Il giovane è deceduto il 3 febbraio a Margherita di Savoia. Si pensava ad un malore ma sono state riscontrate fratture multiple. La Procura di Foggia ha aperto inchiesta. La famiglia vuole verità

Vincenzo è sceso in ciabatte per buttare l’immondizia ed è morto. Giallo a Margherita di Savoia per la morte del giovane Vincenzo Lovecchio. La sua famiglia non si dà pace e vuole la verità. La madre ha anche affisso un manifesto con su scritto: “Vigliacco, hai investito mio figlio senza chiamare soccorso, lasciandolo morire a terra. Sei diventato un assassino”. Il ragazzo, 24 anni, è stato trovato senza vita il 3 febbraio scorso nel suo complesso condominiale poco tempo dopo essere sceso a gettare la spazzatura. A primo acchito, un malore improvviso sembrava essere la causa della sua scomparsa. Ma i sanitari dell’ospedale Dimiccoli di Barletta hanno riscontrato delle fratture multiple a gamba e braccia assolutamente incompatibili con la causa ipotizzata inizialmente. Vincenzo era un ragazzo con la sindrome di Asperger, una forma di autismo ad alto funzionamento. Tuttavia questa condizione, insieme alle dinamiche del ritrovamento già verificate, non ha alcuna compatibilità con un ipotetico gesto intenzionale del ragazzo. Per la madre è stato sicuramente investito da qualcuno che non lo ha poi soccorso. La Procura di Foggia ha anche aperto un’inchiesta per fare luce sul caso.
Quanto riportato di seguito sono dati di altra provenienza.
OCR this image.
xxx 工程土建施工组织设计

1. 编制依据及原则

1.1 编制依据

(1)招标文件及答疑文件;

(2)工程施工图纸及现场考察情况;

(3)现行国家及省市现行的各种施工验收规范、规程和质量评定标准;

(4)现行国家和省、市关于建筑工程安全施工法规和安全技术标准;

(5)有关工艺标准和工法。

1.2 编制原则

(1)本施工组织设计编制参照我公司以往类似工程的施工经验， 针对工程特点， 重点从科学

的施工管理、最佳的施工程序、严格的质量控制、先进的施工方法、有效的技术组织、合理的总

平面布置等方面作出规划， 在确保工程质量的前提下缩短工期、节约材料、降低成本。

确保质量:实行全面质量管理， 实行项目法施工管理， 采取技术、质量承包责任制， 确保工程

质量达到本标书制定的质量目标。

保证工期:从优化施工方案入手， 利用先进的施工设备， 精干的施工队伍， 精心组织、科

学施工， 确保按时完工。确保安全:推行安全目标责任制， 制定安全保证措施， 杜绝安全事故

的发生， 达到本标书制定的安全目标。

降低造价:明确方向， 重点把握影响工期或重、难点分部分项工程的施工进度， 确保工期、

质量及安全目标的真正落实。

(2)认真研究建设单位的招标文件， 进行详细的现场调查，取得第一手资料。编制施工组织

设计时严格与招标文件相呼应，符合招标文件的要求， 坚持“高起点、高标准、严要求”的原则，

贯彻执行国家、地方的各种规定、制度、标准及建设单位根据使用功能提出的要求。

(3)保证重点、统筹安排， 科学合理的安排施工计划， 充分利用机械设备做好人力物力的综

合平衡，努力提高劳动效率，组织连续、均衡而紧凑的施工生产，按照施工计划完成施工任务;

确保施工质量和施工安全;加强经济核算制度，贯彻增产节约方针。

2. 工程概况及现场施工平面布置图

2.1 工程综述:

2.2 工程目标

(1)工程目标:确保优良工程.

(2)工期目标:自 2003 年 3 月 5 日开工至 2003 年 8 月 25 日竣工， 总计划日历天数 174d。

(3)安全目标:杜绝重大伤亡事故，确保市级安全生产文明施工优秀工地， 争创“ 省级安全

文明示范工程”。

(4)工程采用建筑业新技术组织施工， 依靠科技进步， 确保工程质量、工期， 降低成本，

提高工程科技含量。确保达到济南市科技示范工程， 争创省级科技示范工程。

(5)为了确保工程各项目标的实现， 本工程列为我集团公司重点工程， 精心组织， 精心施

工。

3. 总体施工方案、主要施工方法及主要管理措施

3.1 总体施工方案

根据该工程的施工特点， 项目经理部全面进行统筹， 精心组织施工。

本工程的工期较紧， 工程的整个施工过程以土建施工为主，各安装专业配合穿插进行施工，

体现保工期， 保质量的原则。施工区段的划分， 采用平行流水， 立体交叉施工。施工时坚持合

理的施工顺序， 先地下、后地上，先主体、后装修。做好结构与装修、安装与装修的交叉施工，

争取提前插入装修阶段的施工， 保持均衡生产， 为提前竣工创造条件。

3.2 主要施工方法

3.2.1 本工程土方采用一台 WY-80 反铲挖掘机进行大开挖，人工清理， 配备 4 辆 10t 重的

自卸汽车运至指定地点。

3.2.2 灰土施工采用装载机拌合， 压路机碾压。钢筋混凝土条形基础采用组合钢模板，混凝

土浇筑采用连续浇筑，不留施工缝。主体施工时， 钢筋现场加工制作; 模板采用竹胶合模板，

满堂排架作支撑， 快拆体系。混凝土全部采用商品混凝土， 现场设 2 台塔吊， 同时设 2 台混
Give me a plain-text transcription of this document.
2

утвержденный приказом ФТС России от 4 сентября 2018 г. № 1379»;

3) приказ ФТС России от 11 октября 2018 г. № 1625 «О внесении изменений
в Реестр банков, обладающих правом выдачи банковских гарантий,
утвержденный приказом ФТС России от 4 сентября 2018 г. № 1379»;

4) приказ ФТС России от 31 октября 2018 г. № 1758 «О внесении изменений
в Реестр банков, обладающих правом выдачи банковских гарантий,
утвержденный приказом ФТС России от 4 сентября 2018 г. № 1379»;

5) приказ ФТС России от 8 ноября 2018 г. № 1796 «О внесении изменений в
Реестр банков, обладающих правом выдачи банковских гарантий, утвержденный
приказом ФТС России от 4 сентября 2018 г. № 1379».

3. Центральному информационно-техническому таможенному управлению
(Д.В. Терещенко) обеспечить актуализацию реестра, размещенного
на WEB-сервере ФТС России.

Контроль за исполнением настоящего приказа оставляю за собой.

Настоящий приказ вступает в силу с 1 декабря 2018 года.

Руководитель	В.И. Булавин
Ora nella famiglia del giovane ci sono soltanto la rabbia e il desiderio di scoprire la verità. La verità che una madre, adesso, sta cercando di chiedere con ogni mezzo possibile. Una conoscente di Vincenzo scrive così a l’Immediato: “Credo che ciascuno di noi, nel proprio piccolo, possa aiutare questa famiglia a lenire uno dei dolori più sempiterni che due genitori possano provare. Una vicenda, questa, che ha bisogno di essere conosciuta ad ogni costo, di essere portata avanti in qualunque modo. E chiedo a Voi di poter contribuire, se possibile, in nome di una comunità che si unisce allo strazio di una famiglia che non sa darsi pace. E soprattutto, in nome di una giustizia che Vincenzo merita”.